Schools and colleges face significant rises in costs because of increases to employers’ National Insurance contributions, pensions, staff wages and general inflation. This is bad enough for pre-16 education, but for the 16 to 19 sector it is even more disastrous because funding is already so low.

Also worryingly, the 16 to 19 sector is unprotected in terms of government spending, raising the fear it may suffer further cuts.

This background explains why the Association of School and College Leaders (ASCL) and six other organisations joined together to send letters to Education Secretary Nicky Morgan and Chancellor George Osborne [see feweek.co.uk for more]. Together, the signatories represent a huge range of schools and colleges, demonstrating the strength of feeling over this issue.

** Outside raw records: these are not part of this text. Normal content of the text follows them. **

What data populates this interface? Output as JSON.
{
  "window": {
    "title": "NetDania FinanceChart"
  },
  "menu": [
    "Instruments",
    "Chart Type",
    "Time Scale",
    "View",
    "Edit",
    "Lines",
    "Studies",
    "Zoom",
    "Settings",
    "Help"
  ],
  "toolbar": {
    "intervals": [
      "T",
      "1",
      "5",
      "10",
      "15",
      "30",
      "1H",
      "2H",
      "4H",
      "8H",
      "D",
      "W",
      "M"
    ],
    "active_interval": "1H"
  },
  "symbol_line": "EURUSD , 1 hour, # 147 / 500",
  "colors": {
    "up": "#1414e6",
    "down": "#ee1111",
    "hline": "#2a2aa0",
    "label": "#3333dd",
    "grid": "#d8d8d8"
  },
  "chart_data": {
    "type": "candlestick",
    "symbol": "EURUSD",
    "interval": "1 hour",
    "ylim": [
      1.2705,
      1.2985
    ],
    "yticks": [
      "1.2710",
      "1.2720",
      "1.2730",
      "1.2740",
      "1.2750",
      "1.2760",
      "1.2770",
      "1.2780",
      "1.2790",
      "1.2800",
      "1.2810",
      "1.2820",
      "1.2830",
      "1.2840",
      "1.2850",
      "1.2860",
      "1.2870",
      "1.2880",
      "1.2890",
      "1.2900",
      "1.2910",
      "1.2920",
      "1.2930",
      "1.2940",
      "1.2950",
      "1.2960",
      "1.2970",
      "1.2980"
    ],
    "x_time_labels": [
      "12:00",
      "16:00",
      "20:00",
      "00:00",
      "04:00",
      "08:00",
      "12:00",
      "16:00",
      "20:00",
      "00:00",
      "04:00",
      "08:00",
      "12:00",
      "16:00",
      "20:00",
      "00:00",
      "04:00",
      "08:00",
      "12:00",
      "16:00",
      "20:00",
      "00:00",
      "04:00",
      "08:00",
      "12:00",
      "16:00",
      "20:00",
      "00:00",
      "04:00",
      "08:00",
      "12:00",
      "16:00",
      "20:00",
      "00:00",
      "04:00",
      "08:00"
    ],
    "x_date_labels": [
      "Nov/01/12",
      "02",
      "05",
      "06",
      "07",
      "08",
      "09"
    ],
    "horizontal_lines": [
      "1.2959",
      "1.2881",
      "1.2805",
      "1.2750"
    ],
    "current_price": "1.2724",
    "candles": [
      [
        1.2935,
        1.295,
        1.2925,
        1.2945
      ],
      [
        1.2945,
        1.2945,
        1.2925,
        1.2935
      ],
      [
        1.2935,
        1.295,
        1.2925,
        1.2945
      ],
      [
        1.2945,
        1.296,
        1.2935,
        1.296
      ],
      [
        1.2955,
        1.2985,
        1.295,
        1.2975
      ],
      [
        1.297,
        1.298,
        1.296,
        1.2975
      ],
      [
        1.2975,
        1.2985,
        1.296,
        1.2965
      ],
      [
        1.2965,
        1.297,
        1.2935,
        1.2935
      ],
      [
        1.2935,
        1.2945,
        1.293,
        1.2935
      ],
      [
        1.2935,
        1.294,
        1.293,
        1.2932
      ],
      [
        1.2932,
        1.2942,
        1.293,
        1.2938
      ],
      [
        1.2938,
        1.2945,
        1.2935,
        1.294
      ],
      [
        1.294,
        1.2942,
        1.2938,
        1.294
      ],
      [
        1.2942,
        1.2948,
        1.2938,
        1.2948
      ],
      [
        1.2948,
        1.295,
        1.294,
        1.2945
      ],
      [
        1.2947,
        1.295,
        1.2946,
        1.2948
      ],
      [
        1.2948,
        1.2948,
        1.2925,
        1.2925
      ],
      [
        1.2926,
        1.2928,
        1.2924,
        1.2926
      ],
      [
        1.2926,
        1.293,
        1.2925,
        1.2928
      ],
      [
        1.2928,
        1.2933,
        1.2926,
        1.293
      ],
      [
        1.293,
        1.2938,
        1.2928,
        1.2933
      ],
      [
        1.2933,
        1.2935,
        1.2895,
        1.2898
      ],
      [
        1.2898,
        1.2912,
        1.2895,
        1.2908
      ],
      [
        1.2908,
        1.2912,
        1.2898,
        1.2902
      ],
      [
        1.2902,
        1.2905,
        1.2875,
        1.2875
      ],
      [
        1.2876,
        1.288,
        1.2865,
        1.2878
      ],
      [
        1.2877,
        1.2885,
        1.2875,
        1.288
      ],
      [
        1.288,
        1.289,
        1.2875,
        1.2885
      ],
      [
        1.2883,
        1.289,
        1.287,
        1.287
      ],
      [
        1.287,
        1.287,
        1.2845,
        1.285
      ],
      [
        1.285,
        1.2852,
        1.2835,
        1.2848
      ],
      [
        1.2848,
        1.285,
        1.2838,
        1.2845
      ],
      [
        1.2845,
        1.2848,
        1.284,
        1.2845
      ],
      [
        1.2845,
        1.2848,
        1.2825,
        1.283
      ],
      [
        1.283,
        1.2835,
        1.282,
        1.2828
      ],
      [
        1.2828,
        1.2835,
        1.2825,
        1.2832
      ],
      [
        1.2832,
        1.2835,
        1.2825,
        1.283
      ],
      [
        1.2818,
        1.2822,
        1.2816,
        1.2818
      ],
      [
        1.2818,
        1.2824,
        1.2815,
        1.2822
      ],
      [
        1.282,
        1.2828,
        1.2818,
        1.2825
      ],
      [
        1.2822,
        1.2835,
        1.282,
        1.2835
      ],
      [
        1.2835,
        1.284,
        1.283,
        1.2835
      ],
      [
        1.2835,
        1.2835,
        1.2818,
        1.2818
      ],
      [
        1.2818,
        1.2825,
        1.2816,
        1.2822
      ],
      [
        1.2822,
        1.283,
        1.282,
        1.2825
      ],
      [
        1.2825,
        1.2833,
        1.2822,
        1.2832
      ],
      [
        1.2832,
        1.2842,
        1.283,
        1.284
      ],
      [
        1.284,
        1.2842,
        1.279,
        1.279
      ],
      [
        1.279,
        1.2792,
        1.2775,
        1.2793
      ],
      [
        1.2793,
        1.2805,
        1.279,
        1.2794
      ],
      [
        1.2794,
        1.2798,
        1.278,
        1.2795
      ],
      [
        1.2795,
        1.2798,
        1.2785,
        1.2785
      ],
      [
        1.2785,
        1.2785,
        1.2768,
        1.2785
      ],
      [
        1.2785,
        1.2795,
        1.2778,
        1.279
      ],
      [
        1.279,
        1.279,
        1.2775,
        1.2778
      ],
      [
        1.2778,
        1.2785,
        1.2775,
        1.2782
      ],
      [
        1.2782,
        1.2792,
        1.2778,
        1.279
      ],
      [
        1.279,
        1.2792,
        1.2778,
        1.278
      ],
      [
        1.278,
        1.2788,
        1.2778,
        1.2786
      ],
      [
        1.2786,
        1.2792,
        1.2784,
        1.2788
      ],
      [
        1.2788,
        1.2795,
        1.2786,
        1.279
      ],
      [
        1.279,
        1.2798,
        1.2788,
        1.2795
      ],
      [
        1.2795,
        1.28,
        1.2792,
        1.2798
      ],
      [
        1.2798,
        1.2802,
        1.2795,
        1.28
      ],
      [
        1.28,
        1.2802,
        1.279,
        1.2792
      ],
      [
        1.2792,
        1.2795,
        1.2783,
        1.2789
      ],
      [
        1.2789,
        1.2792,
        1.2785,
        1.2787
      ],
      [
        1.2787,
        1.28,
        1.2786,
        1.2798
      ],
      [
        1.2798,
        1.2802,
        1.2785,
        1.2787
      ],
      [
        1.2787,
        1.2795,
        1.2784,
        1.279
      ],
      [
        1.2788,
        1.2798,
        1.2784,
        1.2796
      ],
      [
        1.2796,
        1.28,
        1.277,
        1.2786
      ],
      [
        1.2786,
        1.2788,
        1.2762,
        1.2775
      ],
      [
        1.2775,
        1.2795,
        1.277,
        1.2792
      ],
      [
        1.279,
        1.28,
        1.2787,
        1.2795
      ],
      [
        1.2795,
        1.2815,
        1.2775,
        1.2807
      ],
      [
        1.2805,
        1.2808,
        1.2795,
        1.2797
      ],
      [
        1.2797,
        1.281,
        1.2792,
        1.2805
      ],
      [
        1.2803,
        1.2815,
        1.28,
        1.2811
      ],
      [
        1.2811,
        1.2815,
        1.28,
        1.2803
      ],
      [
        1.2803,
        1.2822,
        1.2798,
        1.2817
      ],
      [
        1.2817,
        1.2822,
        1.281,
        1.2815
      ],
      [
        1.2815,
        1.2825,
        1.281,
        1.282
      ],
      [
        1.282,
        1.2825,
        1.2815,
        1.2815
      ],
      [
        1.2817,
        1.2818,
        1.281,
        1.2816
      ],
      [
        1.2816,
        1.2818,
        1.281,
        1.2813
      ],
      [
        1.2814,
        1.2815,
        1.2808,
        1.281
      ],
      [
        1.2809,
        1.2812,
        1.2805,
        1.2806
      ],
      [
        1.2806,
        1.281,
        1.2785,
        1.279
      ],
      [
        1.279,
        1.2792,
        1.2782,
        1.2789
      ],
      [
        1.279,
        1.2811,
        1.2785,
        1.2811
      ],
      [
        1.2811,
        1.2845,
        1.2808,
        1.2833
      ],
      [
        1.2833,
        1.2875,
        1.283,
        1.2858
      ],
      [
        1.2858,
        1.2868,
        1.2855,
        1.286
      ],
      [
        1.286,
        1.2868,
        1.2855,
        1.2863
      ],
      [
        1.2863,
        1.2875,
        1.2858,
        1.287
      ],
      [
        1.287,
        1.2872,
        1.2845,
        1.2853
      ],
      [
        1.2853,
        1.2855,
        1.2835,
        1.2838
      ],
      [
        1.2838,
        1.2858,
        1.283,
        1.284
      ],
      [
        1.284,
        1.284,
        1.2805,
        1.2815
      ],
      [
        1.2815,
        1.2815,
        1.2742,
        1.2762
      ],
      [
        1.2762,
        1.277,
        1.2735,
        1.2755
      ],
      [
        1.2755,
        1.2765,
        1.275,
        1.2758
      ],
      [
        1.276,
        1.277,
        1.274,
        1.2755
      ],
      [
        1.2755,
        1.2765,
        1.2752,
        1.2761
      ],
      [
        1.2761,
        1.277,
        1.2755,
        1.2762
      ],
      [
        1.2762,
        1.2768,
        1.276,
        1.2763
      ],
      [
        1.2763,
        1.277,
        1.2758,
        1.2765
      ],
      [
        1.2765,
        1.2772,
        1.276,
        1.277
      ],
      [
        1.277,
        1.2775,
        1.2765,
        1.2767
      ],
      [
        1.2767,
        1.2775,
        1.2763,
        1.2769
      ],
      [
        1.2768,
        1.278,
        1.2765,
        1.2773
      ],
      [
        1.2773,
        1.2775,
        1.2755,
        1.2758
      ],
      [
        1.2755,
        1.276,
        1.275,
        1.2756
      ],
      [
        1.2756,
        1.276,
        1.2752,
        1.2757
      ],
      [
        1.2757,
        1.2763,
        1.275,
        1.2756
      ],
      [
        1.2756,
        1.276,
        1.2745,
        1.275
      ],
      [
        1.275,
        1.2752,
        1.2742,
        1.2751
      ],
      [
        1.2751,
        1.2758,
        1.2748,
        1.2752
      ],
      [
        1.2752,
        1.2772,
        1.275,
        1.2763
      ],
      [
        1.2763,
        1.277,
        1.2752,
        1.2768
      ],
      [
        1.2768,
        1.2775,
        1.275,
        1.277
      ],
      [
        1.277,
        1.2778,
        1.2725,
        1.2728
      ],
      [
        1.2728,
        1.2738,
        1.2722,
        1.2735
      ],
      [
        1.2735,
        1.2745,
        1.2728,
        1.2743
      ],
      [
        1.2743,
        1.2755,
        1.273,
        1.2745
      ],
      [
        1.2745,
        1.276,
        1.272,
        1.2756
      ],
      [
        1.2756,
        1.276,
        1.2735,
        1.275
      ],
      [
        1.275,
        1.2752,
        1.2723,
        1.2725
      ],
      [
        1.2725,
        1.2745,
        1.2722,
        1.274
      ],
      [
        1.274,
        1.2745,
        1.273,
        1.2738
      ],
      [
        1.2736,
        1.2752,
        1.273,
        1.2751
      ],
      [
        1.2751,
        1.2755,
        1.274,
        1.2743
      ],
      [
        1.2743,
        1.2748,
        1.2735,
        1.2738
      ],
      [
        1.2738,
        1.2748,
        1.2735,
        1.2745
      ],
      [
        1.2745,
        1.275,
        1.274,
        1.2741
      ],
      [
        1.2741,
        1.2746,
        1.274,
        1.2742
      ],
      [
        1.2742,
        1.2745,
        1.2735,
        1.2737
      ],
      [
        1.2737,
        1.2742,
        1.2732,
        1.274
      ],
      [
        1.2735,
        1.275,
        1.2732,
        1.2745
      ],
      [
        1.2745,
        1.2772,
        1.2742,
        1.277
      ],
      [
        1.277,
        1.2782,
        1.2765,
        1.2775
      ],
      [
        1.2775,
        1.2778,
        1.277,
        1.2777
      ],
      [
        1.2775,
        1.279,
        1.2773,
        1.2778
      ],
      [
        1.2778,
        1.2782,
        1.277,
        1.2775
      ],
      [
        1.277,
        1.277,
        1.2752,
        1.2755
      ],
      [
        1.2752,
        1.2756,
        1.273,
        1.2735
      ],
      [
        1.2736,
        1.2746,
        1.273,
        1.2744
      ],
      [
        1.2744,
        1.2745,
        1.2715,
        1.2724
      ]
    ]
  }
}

In addition to ASCL, they are the Association of Colleges, the Principals’ Professional Council, the Sixth Form Colleges’ Association, the Independent Academies Association, the Grammar School Heads Association, and the Freedom and Autonomy for Schools National Association.

We recognise the financial situation is difficult, but we are asking that, at the very least, the government gives 16 to 19 institutions enough money to meet the additional costs they face. If this does not happen they will be hit with real-terms cuts of about 5 per cent over the next 12 to 18 months.

FE colleges have been struggling along for years on around this £4,000 rate without any inflationary increases

The consequences of inadequate funding are already being felt and will become more severe if not addressed. One of these is that it makes it difficult for schools and colleges to provide the full range of A-levels, AS-levels, and other courses, to meet the needs of students. This is particularly so in smaller sixth forms which cannot sustain an appropriate breadth of options on such low funding levels.

The result is that fewer students will apply, and the sixth form is trapped in a downward spiral, probably ending with its closure.

Another consequence is that it becomes increasingly difficult for schools and colleges to provide courses in subjects which attract relatively low numbers of students.

As these include modern foreign languages and further maths, this will undermine areas which are important to the wider economy.

The funding crisis also damages the ability of schools and colleges to offer students additional curriculum opportunities.

Everybody recognises the importance of equipping young people with life skills and a rounded educational experience through things like team-building activities, enterprise days, sports clubs, music and other creative arts-based opportunities.

However, the funding situation makes it is increasingly difficult for many schools and colleges to provide these opportunities. This places students in the state sector at a significant disadvantage to their peers in independent schools where these sort of activities are energetically promoted.

Indeed, if the funding crisis results in fewer of these activities and fewer course options for state students it will have a damaging effect on social mobility.

Austerity inevitably means making tough decisions. However, it is not good economics to fail to invest in the future, and this is precisely what is currently happening in 16 to 19 education. The country’s prosperity relies upon ensuring we have a workforce with the training and life skills for the 21st Century. And we have a responsibility to young people to give them that future.